" Haute-Lisse-Malerei " ist der so einfache wie komplizierte Titel einer Ausstellung, die seit Sonntag im Altmärkischen Museum zu sehen ist. Die Berlinerin Gisela Schmidt-Teetz gibt einen Einblick in ihr Werk und damit in ein seltenes Genre der Kunst.
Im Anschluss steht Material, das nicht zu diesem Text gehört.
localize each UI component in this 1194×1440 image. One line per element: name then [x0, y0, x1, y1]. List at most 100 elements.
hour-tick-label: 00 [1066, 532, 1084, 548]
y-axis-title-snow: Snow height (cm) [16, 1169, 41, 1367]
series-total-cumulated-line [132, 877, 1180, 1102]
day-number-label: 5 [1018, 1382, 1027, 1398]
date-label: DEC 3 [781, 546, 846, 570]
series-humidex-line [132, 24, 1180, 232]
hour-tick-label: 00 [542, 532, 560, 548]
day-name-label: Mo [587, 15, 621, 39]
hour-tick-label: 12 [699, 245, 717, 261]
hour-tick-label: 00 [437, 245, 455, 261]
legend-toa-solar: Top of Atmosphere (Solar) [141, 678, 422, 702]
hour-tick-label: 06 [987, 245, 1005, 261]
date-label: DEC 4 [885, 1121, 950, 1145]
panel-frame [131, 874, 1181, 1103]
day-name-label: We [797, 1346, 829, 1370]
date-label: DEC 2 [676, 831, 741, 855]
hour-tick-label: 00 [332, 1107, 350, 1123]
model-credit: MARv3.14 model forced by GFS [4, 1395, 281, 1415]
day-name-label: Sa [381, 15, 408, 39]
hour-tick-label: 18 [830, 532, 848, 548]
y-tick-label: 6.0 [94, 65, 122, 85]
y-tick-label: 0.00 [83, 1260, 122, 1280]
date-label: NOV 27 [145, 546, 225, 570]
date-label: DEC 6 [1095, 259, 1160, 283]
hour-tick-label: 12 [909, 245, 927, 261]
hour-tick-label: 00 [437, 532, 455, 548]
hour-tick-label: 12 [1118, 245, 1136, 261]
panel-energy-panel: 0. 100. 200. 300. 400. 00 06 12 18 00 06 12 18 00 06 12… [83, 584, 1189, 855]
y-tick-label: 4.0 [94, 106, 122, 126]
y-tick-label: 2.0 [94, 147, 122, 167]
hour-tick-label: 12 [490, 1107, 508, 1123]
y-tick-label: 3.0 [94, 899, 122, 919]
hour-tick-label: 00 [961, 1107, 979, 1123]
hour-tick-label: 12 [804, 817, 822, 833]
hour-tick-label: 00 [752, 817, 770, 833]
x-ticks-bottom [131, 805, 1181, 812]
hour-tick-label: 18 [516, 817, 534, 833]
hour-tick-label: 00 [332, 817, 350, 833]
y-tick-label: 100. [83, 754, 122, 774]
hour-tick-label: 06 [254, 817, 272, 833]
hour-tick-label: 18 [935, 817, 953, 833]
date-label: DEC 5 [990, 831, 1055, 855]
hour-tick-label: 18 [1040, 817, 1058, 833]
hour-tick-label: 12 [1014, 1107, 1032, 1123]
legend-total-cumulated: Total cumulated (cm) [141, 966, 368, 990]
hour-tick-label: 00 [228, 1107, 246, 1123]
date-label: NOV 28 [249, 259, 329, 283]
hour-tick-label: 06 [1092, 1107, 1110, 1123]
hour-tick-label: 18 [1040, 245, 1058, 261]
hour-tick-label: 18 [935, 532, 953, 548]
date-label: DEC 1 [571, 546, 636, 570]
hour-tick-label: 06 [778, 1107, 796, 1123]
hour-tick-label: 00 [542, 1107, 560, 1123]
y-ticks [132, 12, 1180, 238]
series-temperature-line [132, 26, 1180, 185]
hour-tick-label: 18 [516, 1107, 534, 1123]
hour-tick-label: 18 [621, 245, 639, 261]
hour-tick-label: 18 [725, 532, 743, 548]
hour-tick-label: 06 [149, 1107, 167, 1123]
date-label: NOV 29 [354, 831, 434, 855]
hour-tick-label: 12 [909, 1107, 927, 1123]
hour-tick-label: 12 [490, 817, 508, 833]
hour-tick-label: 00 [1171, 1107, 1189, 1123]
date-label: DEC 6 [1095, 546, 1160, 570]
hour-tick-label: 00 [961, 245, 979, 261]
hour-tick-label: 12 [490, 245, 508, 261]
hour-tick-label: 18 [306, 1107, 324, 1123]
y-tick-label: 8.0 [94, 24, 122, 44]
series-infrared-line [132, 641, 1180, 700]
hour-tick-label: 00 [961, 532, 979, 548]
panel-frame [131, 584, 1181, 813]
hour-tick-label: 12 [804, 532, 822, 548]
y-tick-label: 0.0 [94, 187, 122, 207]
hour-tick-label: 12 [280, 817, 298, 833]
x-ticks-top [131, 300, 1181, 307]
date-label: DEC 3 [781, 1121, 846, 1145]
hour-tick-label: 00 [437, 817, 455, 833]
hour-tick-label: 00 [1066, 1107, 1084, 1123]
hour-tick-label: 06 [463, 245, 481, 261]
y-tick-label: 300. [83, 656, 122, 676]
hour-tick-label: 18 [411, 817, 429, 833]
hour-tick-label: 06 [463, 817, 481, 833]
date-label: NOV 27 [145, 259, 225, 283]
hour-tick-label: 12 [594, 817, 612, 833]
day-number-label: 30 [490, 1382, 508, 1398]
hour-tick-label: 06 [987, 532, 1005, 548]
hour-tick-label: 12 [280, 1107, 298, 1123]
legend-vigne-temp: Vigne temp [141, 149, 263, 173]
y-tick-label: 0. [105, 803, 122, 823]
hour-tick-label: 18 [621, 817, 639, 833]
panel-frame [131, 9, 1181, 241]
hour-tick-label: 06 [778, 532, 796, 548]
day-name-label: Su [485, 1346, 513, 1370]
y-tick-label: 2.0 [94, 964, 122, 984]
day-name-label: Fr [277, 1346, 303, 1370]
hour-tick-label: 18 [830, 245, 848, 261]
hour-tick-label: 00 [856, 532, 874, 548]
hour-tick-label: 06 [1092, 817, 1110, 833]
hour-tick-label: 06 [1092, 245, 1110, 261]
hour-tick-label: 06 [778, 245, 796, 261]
Stendal. Auch ein Museumschef kann nicht alles wissen. Und mit seinem Geständnis, erst einmal im Internet nachgeschaut zu haben, was sich denn hinter dem Begriff " Haute-Lisse-Malerei " verbirgt, dürfte Frank Hoche bei so manchem Vernissage-Besucher für innere Erleichterung gesorgt haben. Denn Haute-Lisse-Malerei ( französisch, sprich : Oht-liss ) ist ein Kunstgenre vergangener Jahrhunderte, das durchaus ein wenig mehr Aufmerksamkeit verdient hat. Mit der am Sonntag im Altmärkischen Museum eröffneten Ausstellung von Gisela Schmidt-Teetz ist dazu ein erster Schritt getan.

Haute-Lisse bezeichnet einen Hochwebstuhl, auf dem die Kettfäden längs aufgespannt sind. Die Technik, mit der die Farbfäden eingearbeitet werden, ist der Weberei verwandt, aber nicht mit ihr identisch. Bei der Haute-Lisse-Wirkerei werden die gefärbten Schussfäden nur bis zum Rand der vorgegebenen Farbfläche hin- und zurückgewirkt, während bei der Weberei die Schussfäden durch die gesamte Webebreite von einer Kante zur anderen gezogen werden.

Der Ursprung dieser Technik liegt im 15. Jahrhundert, als die Färberfamilie Gobelin bei Paris eine Wollfärberei anlegte und mit dem textilen Kopieren von Gemälden zu Berühmtheit gelangte. Die Teppiche, sogenannte Gobelins, dienten zur Bekleidung von Wänden oder Möbeln.

Auch Gisela Schmidt-Teetz, Jahrgang 1942, nimmt sich für ihre Tapisserien die Malerei zu Hilfe. Kleine Aquarelle fertigt sie als Vorlage an, um sich dann der langwierigen Arbeit am Hochwebstuhl zu widmen – für einen Quadratmeter braucht sie im Schnitt vier Wochen. Die Frage, warum sie denn nicht mal ihre Aquarelle ausstelle, erübrigt sich damit : " Das sind nur ganz kleine Entwürfe, die während der Arbeit noch weiterentwickelt werden. Das eigentliche Werk aber sind die Haute-Lisse-Malereien. " Malen mit textilem Material – so bezeichnet sie ihre Kunst, auf die sie erstmals während ihres Studiums an der Hochschule für Bildende Künste Berlin aufmerksam wurde. " Ich benutze viele verschiedenfarbige Fäden und mische sie auf dem Webstuhl, so wie man die Farben auf einer Palette mischt. "

Im Altmärkischen Museum Stendal sind ihre Arbeiten noch bis 6. Januar zu sehen.